Farmers can access the platform through USSD on feature phones, eliminating the need for a smartphone or constant internet access.
Artificial intelligence models analyze environmental and agricultural data to assess crop and yield risk, supporting parametric insurance products designed to respond to predefined weather events.
When agreed season thresholds are met, payments can begin automatically and payments can be made directly to farmers through mobile money channels.
“For too long, smallholder farmers have been invisible to financial systems, not because they lack credit, but because no one has built the infrastructure to prove otherwise,” says Watson Vuyo Matsa, CEO and co-founder of IsaFarm.
“Our role is to transform the data already in the field into a financial identity that opens the door to loans and insurance.”
Expanding access to finance
According to the company, improved risk assessment could help reduce operating costs for insurers, while giving lenders more confidence to extend credit to underserved agricultural markets.
“The biggest impression the platform made on me was its ability to aggregate and collate farming data for smallholder farmers,” comments Nontokozo Davidson, development finance professional and founder of Adopt-a-Farmer.
“If this is harnessed and scaled up, it will be a game changer for the industry.”
The company says insured farmers are generally better placed to recover from adverse weather events, helping to stabilize household incomes and strengthen resilience within farming communities.
Development plans across Africa
eSusFarm currently operates in parts of Southern and Eastern Africa and is expanding into West Africa.
According to the company, the platform has connected more than 380,000 small farmers and more than 20,000 insurance and advisory users.
The business has participated in the Microsoft for Startups program and the Microsoft and NVIDIA GenAI Accelerator, using Microsoft Azure to process satellite, climate and USSD data.

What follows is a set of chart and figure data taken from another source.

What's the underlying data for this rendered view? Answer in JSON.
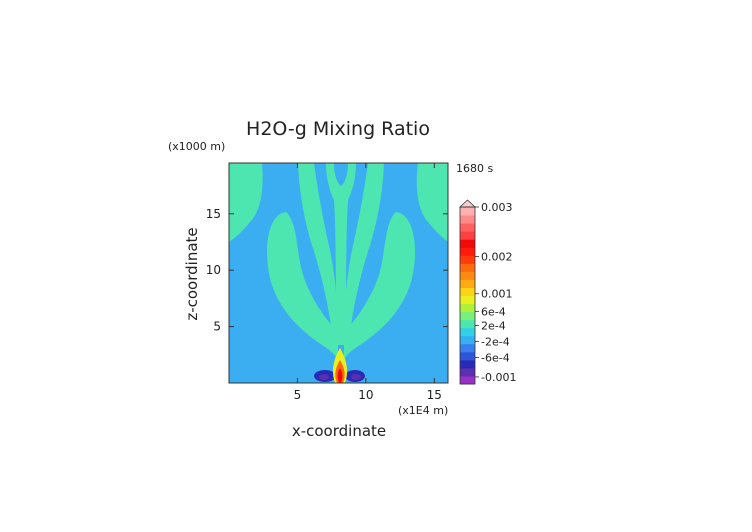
{
  "chart_data": {
    "type": "heatmap",
    "title": "H2O-g Mixing Ratio",
    "xlabel": "x-coordinate",
    "ylabel": "z-coordinate",
    "x_unit": "(x1E4 m)",
    "y_unit": "(x1000 m)",
    "time_label": "1680 s",
    "xlim": [
      0,
      16
    ],
    "ylim": [
      0,
      19.5
    ],
    "x_ticks": [
      "5",
      "10",
      "15"
    ],
    "y_ticks": [
      "5",
      "10",
      "15"
    ],
    "colorbar": {
      "labels": [
        "0.003",
        "0.002",
        "0.001",
        "6e-4",
        "2e-4",
        "-2e-4",
        "-6e-4",
        "-0.001"
      ],
      "colors": [
        "#9b30c8",
        "#5a2fb0",
        "#2a2ab8",
        "#2f55d8",
        "#3a7ef0",
        "#35b0f2",
        "#33cfe6",
        "#4de6b0",
        "#78f07a",
        "#b0f03c",
        "#e8f020",
        "#ffd21a",
        "#ffaa14",
        "#ff8a12",
        "#ff6a10",
        "#ff3a0c",
        "#ff1a0a",
        "#f00a0a",
        "#ff4040",
        "#ff6060",
        "#ff8a8a",
        "#ffb0b0"
      ]
    },
    "field_levels": {
      "background": "#3aaef0",
      "plume": "#4de6b0",
      "core_outer": "#e8f020",
      "core_mid": "#ff6a10",
      "core_inner": "#f00a0a",
      "negative": "#2a2ab8",
      "negative_inner": "#5a2fb0"
    }
  }
}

“Our focus is on helping African founders build solutions that can scale securely and reliably,” says Gerald Mathias, Microsoft Africa Transformation Office Lead.
“IsusFarm shows how AI and cloud infrastructure can turn climate and crop data into faster payments and more confidence for insurers and lenders – unlocking credit for smallholders at scale.”
The company says future developments will include expanded satellite crop monitoring, advanced AI-powered risk scoring, and continuously learning models aimed at improving risk assessments over time.
“We're not building another app for farmers. We're building a financial rail that an entire continent of smallholders has never had access to, so that when the next drought comes, or the next opportunity comes, they're not left behind,” says Matsa.